UNITED STATES of America, Plaintiff-Appellee,
v.
Casmore A. STEWART, Claimant-Appellant,
and
U.S. Currency $26,400, Defendant.
No. 93-1642.
United States Court of Appeals, Fourth Circuit.
Argued Feb. 7, 1994.
Decided March 22, 1994.
Appeal from the United States District Court for the Eastern District of North Carolina, at Fayetteville. W. Earl Britt, District Judge. (CA-91-59-CIV-3-BR)
David Bruce Freedman, White & Crumpler, Winston-Salem, NC, for appellant.
Stephen Aubrey West, Asst. U.S. Atty. (James R. Dedrick, U.S. Atty., on brief), Raleigh, NC, for appellee.
E.D.N.C.
AFFIRMED.
Before POWELL, Associate Justice (Retired), United States Supreme Court, sitting by designation, and HALL and LUTTIG, Circuit Judges.
OPINION
PER CURIAM:
This is an appeal from a civil forfeiture action. The district court granted summary judgment to the government and ordered the defendant currency forfeited. The claimant Casmore Stewart ("Claimant" or "Stewart") appeals. We affirm.
* On June 3, 1991, members of the Police Department of Winston-Salem, North Carolina approached claimant Stewart and Kenneth Edward Smith, who were standing next to a 1988 Oldsmobile.1 Both Claimant and Smith consented to a search of the car. The officers discovered a clothier shopping bag from Brooklyn, New York, on the rear floorboard of the car. The bag contained $25,510 in cash. The officers also recovered $700 and $200 from Claimant and Smith, respectively. After both men denied ownership of the currency, the officers seized it.2 The United States brought this forfeiture action against the currency pursuant to 18 U.S.C.A. Sec. 981(a)(1)(A) (West Supp.1993) and 21 U.S.C.A. Sec. 881(a)(6) (West 1981 & Supp.1993).3 Claimant subsequently filed a verified claim of ownership of the money, which he claimed he had not illegally obtained.

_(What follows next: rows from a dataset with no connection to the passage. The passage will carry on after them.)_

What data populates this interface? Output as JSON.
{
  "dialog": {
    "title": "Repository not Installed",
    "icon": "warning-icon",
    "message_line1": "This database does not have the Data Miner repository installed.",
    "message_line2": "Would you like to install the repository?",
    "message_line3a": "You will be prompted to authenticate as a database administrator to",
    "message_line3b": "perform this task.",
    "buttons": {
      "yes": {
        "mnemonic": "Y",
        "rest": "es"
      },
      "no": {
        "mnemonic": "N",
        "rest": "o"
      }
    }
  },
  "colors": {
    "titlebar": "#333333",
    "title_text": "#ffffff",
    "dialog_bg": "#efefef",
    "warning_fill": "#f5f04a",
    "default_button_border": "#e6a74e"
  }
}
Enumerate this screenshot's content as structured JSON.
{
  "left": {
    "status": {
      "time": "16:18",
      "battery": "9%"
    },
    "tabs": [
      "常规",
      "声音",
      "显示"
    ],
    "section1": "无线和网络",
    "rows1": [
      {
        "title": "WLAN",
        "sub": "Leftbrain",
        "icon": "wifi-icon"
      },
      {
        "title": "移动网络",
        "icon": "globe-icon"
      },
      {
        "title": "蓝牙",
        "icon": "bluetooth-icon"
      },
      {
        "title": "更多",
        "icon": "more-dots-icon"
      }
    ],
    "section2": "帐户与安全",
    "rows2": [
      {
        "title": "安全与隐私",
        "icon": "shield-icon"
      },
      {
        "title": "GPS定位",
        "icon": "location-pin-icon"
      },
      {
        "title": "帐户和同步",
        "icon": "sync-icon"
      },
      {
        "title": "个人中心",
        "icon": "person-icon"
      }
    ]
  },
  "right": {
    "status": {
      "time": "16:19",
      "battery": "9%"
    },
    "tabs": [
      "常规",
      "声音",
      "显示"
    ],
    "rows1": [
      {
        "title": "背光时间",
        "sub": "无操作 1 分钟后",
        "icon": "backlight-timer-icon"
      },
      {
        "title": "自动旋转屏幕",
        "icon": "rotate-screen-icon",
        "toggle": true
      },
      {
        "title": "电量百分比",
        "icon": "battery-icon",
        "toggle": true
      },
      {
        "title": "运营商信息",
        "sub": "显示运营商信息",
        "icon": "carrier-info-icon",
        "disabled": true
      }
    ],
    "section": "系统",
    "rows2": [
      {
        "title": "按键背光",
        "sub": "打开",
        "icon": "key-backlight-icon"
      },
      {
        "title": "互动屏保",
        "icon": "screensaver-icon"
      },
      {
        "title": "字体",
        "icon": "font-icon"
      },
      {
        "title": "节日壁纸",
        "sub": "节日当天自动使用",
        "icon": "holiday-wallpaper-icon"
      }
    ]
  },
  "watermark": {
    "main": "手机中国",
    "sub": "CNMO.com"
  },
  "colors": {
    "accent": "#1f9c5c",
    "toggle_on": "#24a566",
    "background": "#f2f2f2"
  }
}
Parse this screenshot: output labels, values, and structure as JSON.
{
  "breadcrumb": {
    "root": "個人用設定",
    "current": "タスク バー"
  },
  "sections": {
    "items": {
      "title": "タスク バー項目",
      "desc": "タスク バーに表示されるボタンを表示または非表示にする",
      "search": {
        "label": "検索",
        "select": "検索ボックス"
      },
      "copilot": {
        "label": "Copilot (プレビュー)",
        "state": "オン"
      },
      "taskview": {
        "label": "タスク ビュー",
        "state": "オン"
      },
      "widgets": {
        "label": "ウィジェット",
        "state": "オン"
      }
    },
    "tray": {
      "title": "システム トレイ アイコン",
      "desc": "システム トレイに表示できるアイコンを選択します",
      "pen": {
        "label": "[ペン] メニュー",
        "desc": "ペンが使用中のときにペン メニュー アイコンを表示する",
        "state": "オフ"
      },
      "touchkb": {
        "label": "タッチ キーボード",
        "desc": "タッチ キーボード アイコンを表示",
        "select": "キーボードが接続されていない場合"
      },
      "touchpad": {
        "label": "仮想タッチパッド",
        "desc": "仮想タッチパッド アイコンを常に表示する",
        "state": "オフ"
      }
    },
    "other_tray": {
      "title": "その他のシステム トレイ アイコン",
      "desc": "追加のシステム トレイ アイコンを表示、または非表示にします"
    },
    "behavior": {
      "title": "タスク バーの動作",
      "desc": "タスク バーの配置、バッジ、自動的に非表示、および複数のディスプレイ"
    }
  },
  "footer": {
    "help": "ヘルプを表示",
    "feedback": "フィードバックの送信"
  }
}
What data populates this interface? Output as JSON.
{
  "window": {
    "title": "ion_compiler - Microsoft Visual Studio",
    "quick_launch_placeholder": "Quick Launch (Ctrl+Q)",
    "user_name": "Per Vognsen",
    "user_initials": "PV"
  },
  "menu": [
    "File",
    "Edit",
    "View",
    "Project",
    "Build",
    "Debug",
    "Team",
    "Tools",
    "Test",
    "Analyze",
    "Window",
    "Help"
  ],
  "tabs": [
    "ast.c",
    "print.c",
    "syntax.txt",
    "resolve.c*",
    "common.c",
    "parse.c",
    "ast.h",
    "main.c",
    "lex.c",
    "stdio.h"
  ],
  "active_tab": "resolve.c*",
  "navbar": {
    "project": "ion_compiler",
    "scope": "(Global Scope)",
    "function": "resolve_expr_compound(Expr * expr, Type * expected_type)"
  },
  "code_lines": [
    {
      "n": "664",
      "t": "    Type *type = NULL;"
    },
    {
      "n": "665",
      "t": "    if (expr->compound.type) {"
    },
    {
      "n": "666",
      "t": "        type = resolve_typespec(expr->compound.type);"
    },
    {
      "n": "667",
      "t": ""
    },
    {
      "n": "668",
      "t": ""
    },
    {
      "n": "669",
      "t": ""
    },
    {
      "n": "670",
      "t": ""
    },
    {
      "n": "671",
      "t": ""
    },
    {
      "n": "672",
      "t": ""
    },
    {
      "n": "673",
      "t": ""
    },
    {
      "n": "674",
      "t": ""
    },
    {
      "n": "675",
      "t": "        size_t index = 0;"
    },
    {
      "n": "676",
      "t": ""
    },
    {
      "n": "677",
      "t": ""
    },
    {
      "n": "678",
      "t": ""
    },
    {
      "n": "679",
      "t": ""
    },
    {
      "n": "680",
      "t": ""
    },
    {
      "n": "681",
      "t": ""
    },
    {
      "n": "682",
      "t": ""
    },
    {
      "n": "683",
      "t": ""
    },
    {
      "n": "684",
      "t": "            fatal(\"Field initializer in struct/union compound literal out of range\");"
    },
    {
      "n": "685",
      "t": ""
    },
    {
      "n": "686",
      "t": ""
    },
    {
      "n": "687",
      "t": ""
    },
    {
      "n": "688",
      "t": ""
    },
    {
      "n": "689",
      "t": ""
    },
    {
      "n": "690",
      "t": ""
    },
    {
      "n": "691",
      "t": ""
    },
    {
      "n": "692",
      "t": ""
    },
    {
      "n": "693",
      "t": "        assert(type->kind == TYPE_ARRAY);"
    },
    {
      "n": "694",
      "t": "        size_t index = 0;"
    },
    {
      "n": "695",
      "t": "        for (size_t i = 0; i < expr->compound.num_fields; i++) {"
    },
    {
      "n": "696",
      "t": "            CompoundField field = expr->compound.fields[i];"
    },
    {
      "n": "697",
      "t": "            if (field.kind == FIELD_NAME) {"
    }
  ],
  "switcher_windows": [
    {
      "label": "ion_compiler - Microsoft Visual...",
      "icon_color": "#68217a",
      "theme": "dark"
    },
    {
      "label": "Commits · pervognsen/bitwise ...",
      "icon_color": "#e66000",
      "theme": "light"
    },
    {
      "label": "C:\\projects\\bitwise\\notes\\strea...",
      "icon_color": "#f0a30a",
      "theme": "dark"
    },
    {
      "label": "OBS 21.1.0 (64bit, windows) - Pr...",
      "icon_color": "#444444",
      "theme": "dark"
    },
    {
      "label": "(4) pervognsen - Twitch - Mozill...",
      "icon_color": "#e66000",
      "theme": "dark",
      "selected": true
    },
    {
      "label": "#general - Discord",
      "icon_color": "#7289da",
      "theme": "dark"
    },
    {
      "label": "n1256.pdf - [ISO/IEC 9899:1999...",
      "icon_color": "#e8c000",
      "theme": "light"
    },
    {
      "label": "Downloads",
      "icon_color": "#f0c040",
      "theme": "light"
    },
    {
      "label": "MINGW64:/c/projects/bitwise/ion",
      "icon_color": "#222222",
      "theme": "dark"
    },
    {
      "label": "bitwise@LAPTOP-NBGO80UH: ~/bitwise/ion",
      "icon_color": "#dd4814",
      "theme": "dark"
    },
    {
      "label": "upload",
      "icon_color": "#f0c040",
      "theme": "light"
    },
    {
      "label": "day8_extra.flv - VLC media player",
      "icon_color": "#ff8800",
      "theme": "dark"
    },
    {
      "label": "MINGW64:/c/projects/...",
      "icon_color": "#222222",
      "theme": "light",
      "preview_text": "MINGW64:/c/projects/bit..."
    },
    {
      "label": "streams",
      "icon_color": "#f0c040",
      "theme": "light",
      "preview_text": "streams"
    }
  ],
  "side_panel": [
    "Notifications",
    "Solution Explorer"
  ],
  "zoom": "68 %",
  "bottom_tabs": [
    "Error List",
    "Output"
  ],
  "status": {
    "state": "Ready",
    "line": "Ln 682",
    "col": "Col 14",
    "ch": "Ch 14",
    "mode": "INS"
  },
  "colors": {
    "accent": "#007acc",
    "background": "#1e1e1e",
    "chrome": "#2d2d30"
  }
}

After several rounds of motions, the district court denied the Claimant's motion for summary judgment and granted the government's cross-motion for summary judgment. Claimant appeals from the judgment, which ordered forfeiture of the currency to the United States.
II
Our review of the probable cause determination and the grant of summary judgment is de novo. 7715 Betsy Bruce Lane, 906 F.2d at 112; Higgins v. E.I. Du Pont de Nemours & Co., 863 F.2d 1162, 1167 (4th Cir.1988).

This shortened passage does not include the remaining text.